"Because the Internet"
First things first – Childish Gambino is a disastrously clunky name for a rapper. This is less to do with the specific pairing of words and more a case of what the latter part will immediately evoke in the mind of any hip hop fan; thoughts of the Wu-Tang Clan. By Donald Glover’s own admission, he used the Wu-Tang name generator to select this new identity (what’s yours? Mine is Fearless Dominator, which, funnily enough, is what my parents were going to call me if I’d been a girl.)
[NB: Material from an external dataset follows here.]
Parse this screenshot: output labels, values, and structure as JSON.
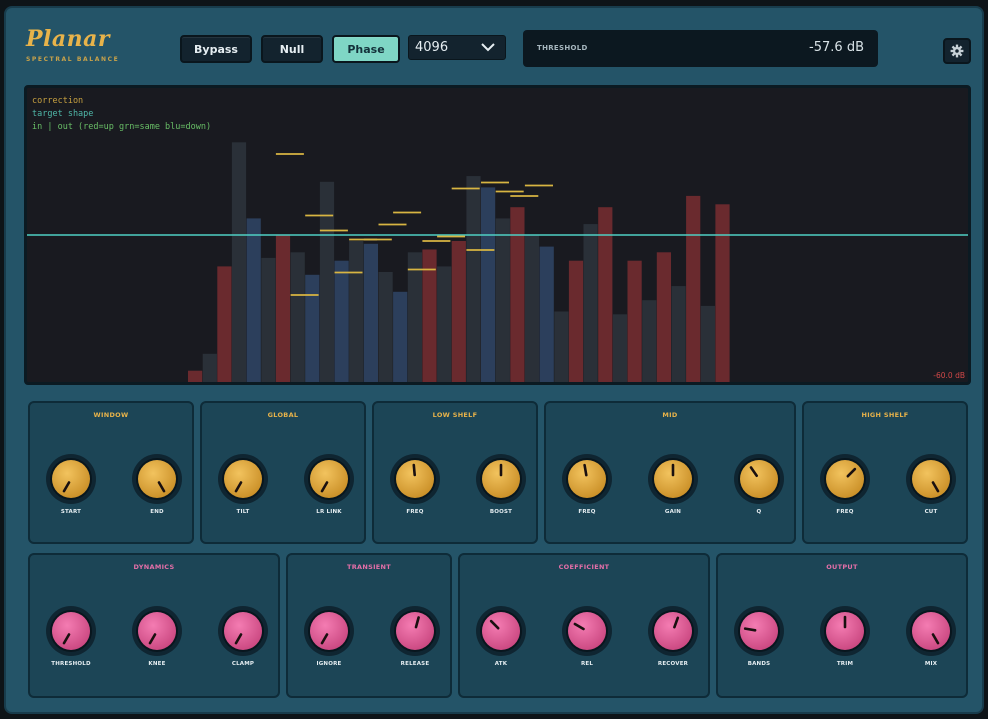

‘Gambino’ is the surname of a notorious New York crime family, but in hip hop terms it’s more or less synonymous with Wu-Tang, each of whom took inspiration for one of their obilgatory 396 pseudonyms from said family – most notably Ghostface Killah, who’s Tony Starks persona features heavily in his solo work. Glover, of course, has no connection whatsoever with the Clan, and presumably hasn’t referenced them so explicitly for similarly weird, egotistical reasons as Drake did on Nothing Was the Same’s lead single.
Glover is instead better known as an actor, having played Troy Barnes on the first four seasons of Community, an amusing sitcom that shares Arrested Development’s sense of self-satisfaction despite only occasionally reaching the same level of excellence. He’s mitigated his obligations to the show considerably to focus on his music, presumably after watching the last season back and realising how spectacularly it managed to jump the shark. Not one to easily surrender any claims to being a modern renaissance man, though, his sophomore full-length, Because the Internet, arrives accompanied by a seventy-two page screenplay and a short film, Clapping for the Wrong Reasons.
By now, you’ve probably already reached a conclusion as to whether this particular project is thrillingly ambitious or hideously self-indulgent; it’s certainly broad in scope, and comes complete with a nightmarish track listing that, to paraphrase Glover’s Community character, is enough to make my whole brain cry. He’s clearly intending to hammer home the idea that Because the Internet is an exercise in pushing boundaries.
Instrumentally, at least, there’s some major strides here from 2011’s Camp, which was a garish mess for a host of reasons. The production has improved immeasurably, with Glover’s preference clearly for a dichotomy between hard, aggressive beats (“The Crawl”, “Shadows”, the borderline abrasive “Zealots of Stockholm”) and shape-shifting slow jams (“Flight of the Navigator”, “Urn”, “Pink Toes”). The record is replete with beats that are interesting enough to offer up new nuances on repeat listens, but not overly intrusive; given the album’s thematic content, though, the latter might not be a positive.
The slower tracks on Because the Internet are massively lightweight in a post-Channel Orange world; “Flight of the Navigator” sounds great, with a gamble on washed out acoustic guitar paying dividends, but lyrically is incredibly slight. “Pink Toes” follows suit – “she got the nicest hair”, “it’s crazy how the world look different” – as does lead single “3005″, and given the conceptual aspiration present in Glover’s accompanying screenplay, it’s bizarre that the record offers up such lyrical fluff when there’s apparently a story to be told.
Said screenplay presents the basis for a not-especially-interesting narrative; at its essence, it’s about the experiences of a disillusioned rich kid who’s bored with life. Whilst this is a marked improvement upon Camp’s lyrical idiocy, it’s hardly going to rival good kid, m.A.A.d city as far as riveting plotting goes. The concept isn’t particularly easy to empathise with – the casting of Rick Ross as the protagonist’s father notwithstanding – but I finished reading it with an expectation that there’d be genuine expansion on the ideas on Because the Internet. There isn’t.
I do grasp what Glover’s ultimately aiming for – a cautionary tale as to the internet’s ability to keep young people from feeling connected with reality – but his references to web culture are largely far too on-the-nose to have real impact; “I coulda died like my iPhone” is outdone only, in the sledgehammer-subtlety stakes, by the name of the song it’s drawn from – “Life: The Biggest Troll”.
Because the Internet, like Camp before it, fails to bring the sparkle that Glover has displayed in his comedy writing to his music; where his debut was crude, cartoonish and silly, this effort is faux-reflective, misguided and ultimately collapses under the weight of a concept that’s almost impossible to make sense of. Because the Internet’s ‘ambition’ turns out to be little more than superficial posturing, and that really isn’t going to cut it in the same year Yeezus was released. Beat-wise, Gambino makes serious progress here, but on every other front he’s tried far too hard; there’s a ton of 2013 hip hop records more deserving of your time than this one, which strives for greatness but is, ultimately, about as deep as a paddling pool.